UNITED STATES SECURITIES AND EXCHANGE COMMISSION
Washington, D.C. 20549
Pursuant to Section 13 or 15(d) of the
Securities Exchange Act of 1934
Date of Report (Date of earliest event reported): February 11, 2020
SAExploration Holdings, Inc.
(Exact name of registrant as specified in its charter)
(State or other jurisdiction of incorporation)
(Commission file number)
(IRS Employer Identification No.)
1160 Dairy Ashford Rd., Suite 160, Houston, Texas 77079
(Address of principal executive offices) (Zip Code)
(Company's telephone number, including area code)
Check the appropriate box below if the Form 8-K filing is intended to simultaneously satisfy the filing obligation of the registrant under any of the following provisions:
☐ Written communications pursuant to Rule 425 under the Securities Act (17 CFR 230.425)
☐ Soliciting material pursuant to Rule 14a-12 under the Exchange Act (17 CFR 240.14a-12)
☐ Pre-commencement communications pursuant to Rule 14(d)-2(b) under the Exchange Act (17 CFR 240.14d-2(b))
☐ Pre-commencement communications pursuant to Rule 13e-4(c) under the Exchange Act (17 CFR 240.13e-4(c))

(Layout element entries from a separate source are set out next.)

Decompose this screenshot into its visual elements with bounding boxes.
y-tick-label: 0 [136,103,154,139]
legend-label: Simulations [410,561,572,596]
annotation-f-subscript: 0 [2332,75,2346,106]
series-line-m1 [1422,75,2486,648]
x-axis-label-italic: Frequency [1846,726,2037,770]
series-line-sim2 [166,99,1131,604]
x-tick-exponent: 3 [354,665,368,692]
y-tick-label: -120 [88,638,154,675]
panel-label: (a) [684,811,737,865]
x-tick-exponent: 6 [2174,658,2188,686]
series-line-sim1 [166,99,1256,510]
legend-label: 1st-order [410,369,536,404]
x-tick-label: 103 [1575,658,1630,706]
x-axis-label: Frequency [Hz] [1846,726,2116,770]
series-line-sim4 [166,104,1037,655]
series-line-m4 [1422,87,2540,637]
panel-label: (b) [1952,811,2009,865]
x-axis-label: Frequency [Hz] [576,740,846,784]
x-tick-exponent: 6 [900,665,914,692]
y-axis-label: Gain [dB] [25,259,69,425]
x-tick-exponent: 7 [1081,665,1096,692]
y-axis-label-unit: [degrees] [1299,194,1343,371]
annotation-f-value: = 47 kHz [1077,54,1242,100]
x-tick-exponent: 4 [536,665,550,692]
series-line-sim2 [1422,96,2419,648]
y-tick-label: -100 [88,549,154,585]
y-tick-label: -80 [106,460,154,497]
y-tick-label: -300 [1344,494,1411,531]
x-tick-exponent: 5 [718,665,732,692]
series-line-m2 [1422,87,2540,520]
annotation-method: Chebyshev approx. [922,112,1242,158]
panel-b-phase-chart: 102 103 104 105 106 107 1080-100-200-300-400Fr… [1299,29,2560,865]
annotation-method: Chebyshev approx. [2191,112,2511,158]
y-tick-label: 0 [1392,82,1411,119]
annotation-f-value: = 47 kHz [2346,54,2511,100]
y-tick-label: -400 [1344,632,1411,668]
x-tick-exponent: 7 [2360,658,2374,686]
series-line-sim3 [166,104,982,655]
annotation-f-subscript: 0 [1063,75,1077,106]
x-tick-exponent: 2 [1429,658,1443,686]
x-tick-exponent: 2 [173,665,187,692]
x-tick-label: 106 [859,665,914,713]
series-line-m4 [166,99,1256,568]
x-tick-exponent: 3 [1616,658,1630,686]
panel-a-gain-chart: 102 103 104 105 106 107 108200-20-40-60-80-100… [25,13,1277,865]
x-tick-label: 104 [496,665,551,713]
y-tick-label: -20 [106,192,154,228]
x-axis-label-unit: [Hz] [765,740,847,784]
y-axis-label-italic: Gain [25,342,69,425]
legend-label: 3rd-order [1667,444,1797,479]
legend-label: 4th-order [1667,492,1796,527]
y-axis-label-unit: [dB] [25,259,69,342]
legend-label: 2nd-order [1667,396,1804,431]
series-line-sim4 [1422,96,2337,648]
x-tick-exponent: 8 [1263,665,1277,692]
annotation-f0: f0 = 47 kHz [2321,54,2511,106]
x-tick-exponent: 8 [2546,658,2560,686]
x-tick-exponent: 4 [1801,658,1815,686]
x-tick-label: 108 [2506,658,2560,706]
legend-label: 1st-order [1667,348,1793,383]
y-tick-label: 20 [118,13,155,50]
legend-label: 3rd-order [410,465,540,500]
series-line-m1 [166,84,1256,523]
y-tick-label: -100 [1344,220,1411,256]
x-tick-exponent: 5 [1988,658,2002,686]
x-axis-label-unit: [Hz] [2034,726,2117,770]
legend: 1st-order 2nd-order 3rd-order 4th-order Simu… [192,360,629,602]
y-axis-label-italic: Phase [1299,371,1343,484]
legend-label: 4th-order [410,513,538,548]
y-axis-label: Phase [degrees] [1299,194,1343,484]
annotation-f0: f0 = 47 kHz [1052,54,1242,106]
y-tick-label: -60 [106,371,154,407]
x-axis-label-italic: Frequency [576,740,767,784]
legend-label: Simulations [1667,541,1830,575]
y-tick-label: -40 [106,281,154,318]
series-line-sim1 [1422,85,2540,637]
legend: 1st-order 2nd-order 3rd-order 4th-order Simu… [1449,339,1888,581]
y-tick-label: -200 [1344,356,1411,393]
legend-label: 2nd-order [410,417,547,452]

Indicate by check mark whether the registrant is an emerging growth company as defined in Rule 405 of the Securities Act of 1933 (§230.405 of this chapter) or Rule 12b-2 of the Securities Exchange Act of 1934 (§240.12b-2 of this chapter).
Emerging growth company ☐
If an emerging growth company, indicate by check mark if the registrant has elected not to use the extended transition period for complying with any new or revised financial accounting standards provided pursuant to Section 13(a) of the Exchange Act. ☐
Securities registered pursuant to Section 12(b) of the Act:
Title of each class
Name of each exchange on which registered
Common stock, par value $0.0001
NASDAQ Capital Market
On February 11, 2020, SAExploration Holdings, Inc. (the “Company”) received a notice (the “Notice”) from the Listing Qualifications Department of the Nasdaq Stock Market LLC (“Nasdaq”) stating that the Company was not in compliance with the minimum stockholders’ equity requirement under Nasdaq Listing Rule 5550(b)(1) for continued listing on The Nasdaq Capital Market because the Company’s stockholders’ equity, as reported in the Company’s amended Annual Report on Form 10-K/A for the fiscal year ended December 31, 2018 and in the Company’s Quarterly Report on Form 10-Q for the quarterly period ended September 30, 2019, was below the required minimum of $2.5 million.
The Notice has no immediate effect on the Company’s listing on the Nasdaq Capital Market. The Company has until February 25, 2020 to submit a plan to regain compliance with the minimum stockholders’ equity requirement. If the Company’s plan to regain compliance is accepted, Nasdaq may grant an extension of up to 180 calendar days from the date of the Notice to evidence compliance (the “Compliance Period”).
The Company is presently evaluating various courses of action to regain compliance and intends to timely submit a plan to Nasdaq to regain compliance with the Nasdaq minimum stockholders’ equity requirement. However, there can be no assurance that the Company’s plan will be accepted or that if it is, the Company will be able to regain compliance by the end of the Compliance Period. If the Company’s plan to regain compliance is not accepted, or if it is and the Company does not regain compliance during Compliance Period, or if the Company fails to satisfy another Nasdaq requirement for continued listing, Nasdaq could provide notice that the Company’s common stock will become subject to delisting. In such event, Nasdaq rules would permit the Company to appeal the decision to reject the Company’s proposed plan to regain compliance or any delisting determination to a Nasdaq Hearings Panel.
Item 8.01 Other Events.
As previously disclosed, on August 16, 2019 and November 19, 2019, the Company received notices from Nasdaq stating that because the Company had not timely filed its Quarterly Reports on Form 10–Q for the quarterly periods ended June 30, 2019 and September 30, 2019 (the “Form 10-Qs”), the Company was not in compliance with Nasdaq Listing Rule 5250(c)(1). On February 12, 2020, the Company received a notice from Nasdaq stating that based on the February 7, 2020 filings of the Form 10-Qs, the Company was in compliance with Nasdaq Listing Rule 5250(c)(1) and that the matter is now closed.
Pursuant to the requirements of the Securities Exchange Act of 1934, the registrant has duly caused this report to be signed on its behalf by the undersigned hereunto duly authorized.
Date: February 13, 2020 SAExploration Holdings, Inc.